You can rest assured that BRENDAN KILEY will never commit suicide. This week, especially, he is too busy "patting himself on the back" (to use a vulgar colloquialism) for writing a very long feature about suicide. It is rife with details: bodies flying through the air as though they are autumn leaves, blood pouring from the body in rivulets and rivers, children hanging themselves from their cribs. You may think to yourself as you read Kiley's leering, adoring description, "I have never read this kind of lurid detail about Seattle suicides before."

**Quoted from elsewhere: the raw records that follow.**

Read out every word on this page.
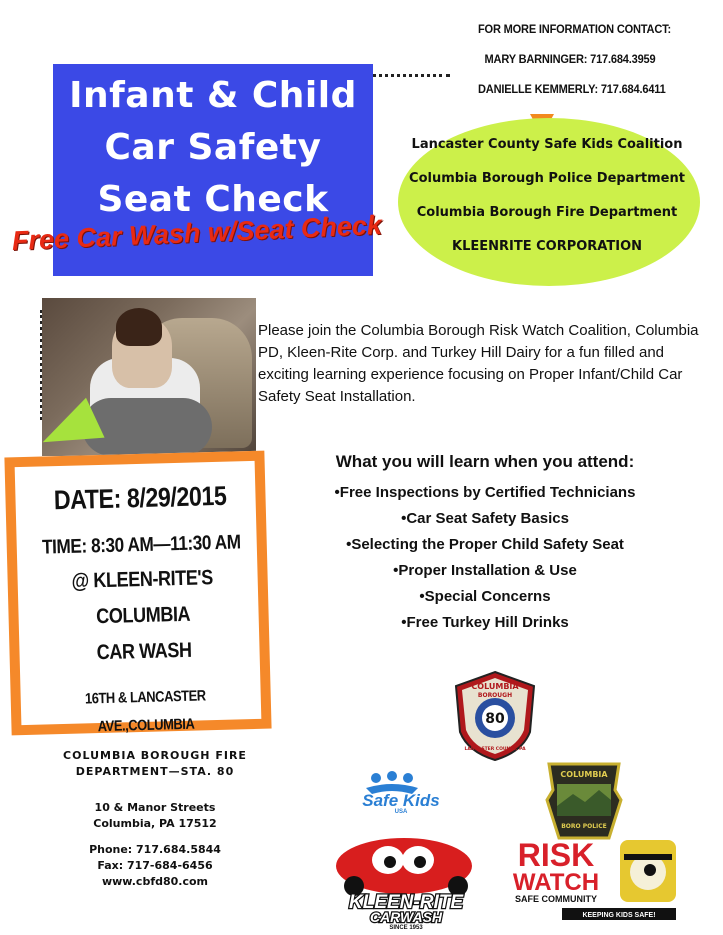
FOR MORE INFORMATION CONTACT:
MARY BARNINGER: 717.684.3959
DANIELLE KEMMERLY: 717.684.6411
Infant & Child
Car Safety
Seat Check
Free Car Wash w/Seat Check
Lancaster County Safe Kids Coalition
Columbia Borough Police Department
Columbia Borough Fire Department
KLEENRITE CORPORATION
Please join the Columbia Borough Risk Watch Coalition, Columbia PD, Kleen-Rite Corp. and Turkey Hill Dairy for a fun filled and exciting learning experience focusing on Proper Infant/Child Car Safety Seat Installation.
What you will learn when you attend:
•Free Inspections by Certified Technicians
•Car Seat Safety Basics
•Selecting the Proper Child Safety Seat
•Proper Installation & Use
•Special Concerns
•Free Turkey Hill Drinks
DATE: 8/29/2015
TIME: 8:30 AM—11:30 AM
@ KLEEN-RITE'S COLUMBIA
CAR WASH
16TH & LANCASTER AVE.,COLUMBIA
COLUMBIA BOROUGH FIRE
DEPARTMENT—STA. 80
10 & Manor Streets
Columbia, PA 17512
Phone: 717.684.5844
Fax: 717-684-6456
www.cbfd80.com
COLUMBIA
BOROUGH
80
LANCASTER COUNTY, PA
Safe Kids
USA
COLUMBIA
BORO POLICE
KLEEN-RITE
CARWASH
SINCE 1953
RISK
WATCH
SAFE COMMUNITY
KEEPING KIDS SAFE!
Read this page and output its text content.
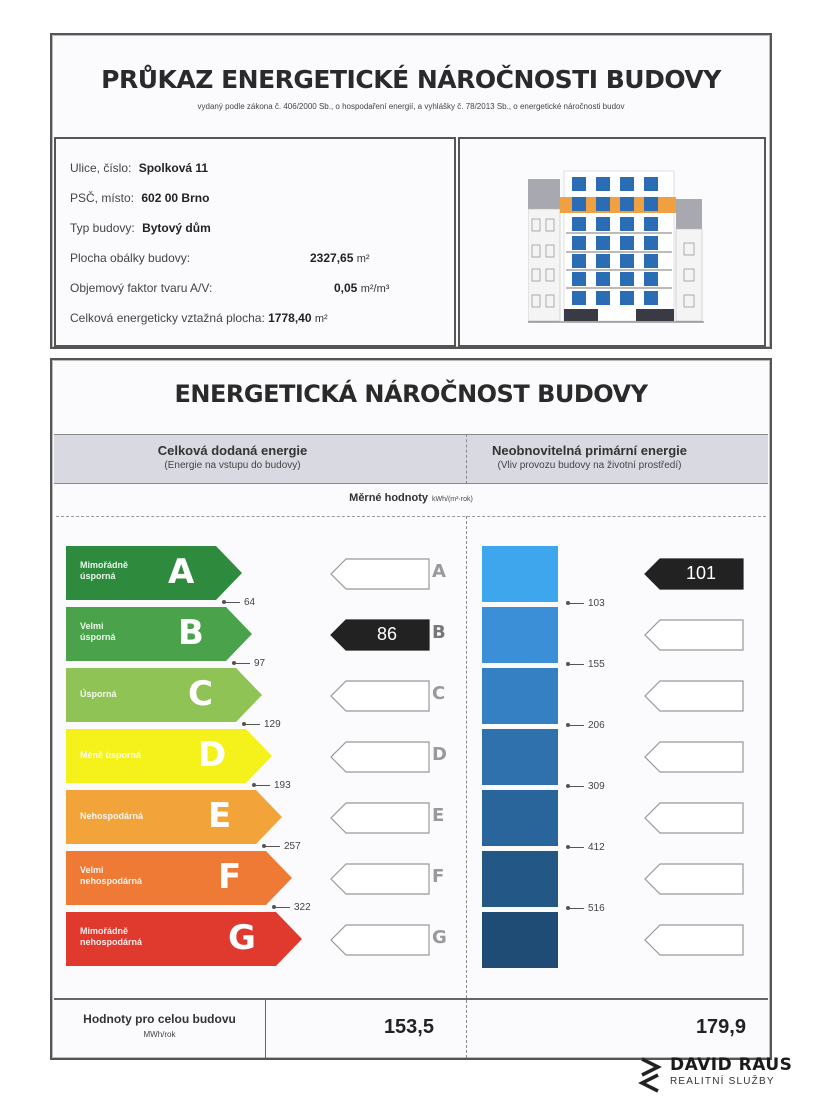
PRŮKAZ ENERGETICKÉ NÁROČNOSTI BUDOVY
vydaný podle zákona č. 406/2000 Sb., o hospodaření energií, a vyhlášky č. 78/2013 Sb., o energetické náročnosti budov
Ulice, číslo: Spolková 11
PSČ, místo: 602 00 Brno
Typ budovy: Bytový dům
Plocha obálky budovy:	2327,65 m²
Objemový faktor tvaru A/V:	0,05 m²/m³
Celková energeticky vztažná plocha: 1778,40 m²
ENERGETICKÁ NÁROČNOST BUDOVY
Celková dodaná energie
(Energie na vstupu do budovy)
Neobnovitelná primární energie
(Vliv provozu budovy na životní prostředí)
Měrné hodnoty kWh/(m²·rok)
Mimořádně
úsporná	A	A	101
64	103
Velmi
úsporná B	86	B
97	155
Úsporná C	C
129	206
Méně úsporná D	D
193	309
Nehospodárná E	E
257	412
Velmi
nehospodárná F	F
322	516
Mimořádně
nehospodárná	G	G
Hodnoty pro celou budovu
MWh/rok	153,5	179,9
DAVID RAUS
REALITNÍ SLUŽBY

You will be correct, and for good reason: Real journalists—good journalists—do not write about suicide because countless studies have shown that suicide journalism begets more suicide. Obviously, Mr. Kiley took this as a sign that suicide was a "taboo," and it became his life's mission to "shatter" that taboo. Instead, it merely means that people will read his dithering, florid, academic hogwash and believe that suicide is a "normal" thing to do. Kiley tries to placate this very real concern by halfheartedly tacking a crisis-line phone number onto his story. This is far too little and far too late. Mark my words: There will be blood on Mr. Kiley's hands by the end of this week. Despite the relentlessly amused tone of his "reportage," there is nothing funny about this.

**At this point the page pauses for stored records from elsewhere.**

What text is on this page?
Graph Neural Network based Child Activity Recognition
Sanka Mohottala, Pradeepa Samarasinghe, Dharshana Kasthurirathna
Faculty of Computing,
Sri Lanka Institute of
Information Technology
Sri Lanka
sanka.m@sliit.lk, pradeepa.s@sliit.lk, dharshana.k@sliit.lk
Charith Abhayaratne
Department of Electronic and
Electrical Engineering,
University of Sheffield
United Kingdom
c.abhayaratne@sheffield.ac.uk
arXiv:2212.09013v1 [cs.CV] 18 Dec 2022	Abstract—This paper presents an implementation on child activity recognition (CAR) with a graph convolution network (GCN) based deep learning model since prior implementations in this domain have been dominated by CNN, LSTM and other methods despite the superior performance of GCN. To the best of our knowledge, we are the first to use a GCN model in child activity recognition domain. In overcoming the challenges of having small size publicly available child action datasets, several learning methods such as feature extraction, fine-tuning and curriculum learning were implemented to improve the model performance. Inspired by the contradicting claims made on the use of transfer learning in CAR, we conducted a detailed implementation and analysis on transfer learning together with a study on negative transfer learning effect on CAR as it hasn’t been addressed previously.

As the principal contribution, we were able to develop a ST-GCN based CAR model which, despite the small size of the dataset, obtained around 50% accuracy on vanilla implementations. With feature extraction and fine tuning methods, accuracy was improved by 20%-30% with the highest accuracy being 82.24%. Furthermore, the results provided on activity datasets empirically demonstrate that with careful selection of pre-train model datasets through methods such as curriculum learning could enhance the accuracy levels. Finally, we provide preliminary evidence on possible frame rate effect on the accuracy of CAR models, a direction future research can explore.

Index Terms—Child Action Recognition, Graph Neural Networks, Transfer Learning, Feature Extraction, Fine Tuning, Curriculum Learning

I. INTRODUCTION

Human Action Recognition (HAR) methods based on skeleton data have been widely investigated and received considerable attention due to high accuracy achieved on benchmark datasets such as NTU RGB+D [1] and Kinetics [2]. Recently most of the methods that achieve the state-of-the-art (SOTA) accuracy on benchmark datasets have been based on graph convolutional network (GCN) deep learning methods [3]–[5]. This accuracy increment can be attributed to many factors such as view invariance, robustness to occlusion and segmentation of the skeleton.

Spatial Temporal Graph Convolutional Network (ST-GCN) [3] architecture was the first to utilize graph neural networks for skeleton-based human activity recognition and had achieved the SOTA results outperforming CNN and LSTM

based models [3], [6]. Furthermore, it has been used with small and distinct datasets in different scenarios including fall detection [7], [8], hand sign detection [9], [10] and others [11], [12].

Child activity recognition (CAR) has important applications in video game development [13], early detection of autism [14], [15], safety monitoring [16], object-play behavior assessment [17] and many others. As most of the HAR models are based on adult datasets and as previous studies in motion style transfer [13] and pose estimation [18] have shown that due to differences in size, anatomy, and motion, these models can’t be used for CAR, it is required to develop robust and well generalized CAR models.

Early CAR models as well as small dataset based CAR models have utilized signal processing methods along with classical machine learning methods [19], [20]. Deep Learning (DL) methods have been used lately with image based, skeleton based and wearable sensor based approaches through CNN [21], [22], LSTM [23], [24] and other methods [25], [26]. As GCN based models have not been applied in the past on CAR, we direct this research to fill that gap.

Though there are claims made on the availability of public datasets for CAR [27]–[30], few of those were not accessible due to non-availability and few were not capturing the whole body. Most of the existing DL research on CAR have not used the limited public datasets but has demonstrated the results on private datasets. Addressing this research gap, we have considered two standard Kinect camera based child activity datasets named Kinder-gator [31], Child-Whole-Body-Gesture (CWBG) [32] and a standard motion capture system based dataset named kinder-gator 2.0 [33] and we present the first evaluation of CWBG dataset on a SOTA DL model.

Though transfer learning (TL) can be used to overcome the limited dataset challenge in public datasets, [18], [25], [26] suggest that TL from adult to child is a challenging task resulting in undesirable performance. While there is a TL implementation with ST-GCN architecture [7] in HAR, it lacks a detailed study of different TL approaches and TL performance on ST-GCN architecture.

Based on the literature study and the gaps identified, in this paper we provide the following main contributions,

But if you would like to hear something humorous, try this on for size: The Stranger had a reporter stationed in the United States Supreme Court last week. JAKE BLUMGART, who must have smuggled himself into the chambers in a sack full of filthy janitorial supplies, scribbles about a case that somehow rose to the very top of America's legal system. It has to do with righteous American voters keeping their names concealed from violent homosexual terrorists, lest they face retribution most foul. Blumgart, of course, sides with the gays, and you can imagine his glee as he scribbles out slanderous quotes from liberal activist Supreme Court justice Antonin Scalia, who mocks God-fearing Americans for fearing homosexual attack. This abortion of justice would not have occurred on a Bork court, by gum—another reason to curse Ted Kennedy.

Elsewhere in the news section, CIENNA MADRID tries to make her case for a candidate named Anne Kirkpatrick for Seattle police chief. Save for the surprising fact that Miss Madrid did not side with her fellow Latino, John Diaz, her case is reliably boring. And while I am sure Miss Madrid believes she is being shockingly contrarian (by godless Stranger standards) by promoting Kirkpatrick, a practicing Christian, we could see this coming from a mile away. Miss Madrid is an admitted feminist; of course she sides with one of the two leading police-chief contenders who "happens" to be a woman. I believed that notable woman-hater Dan Savage had done his one good deed of the millennium by eliminating every feminist on the Stranger payroll a year ago; it turns out, he cannot even do that right.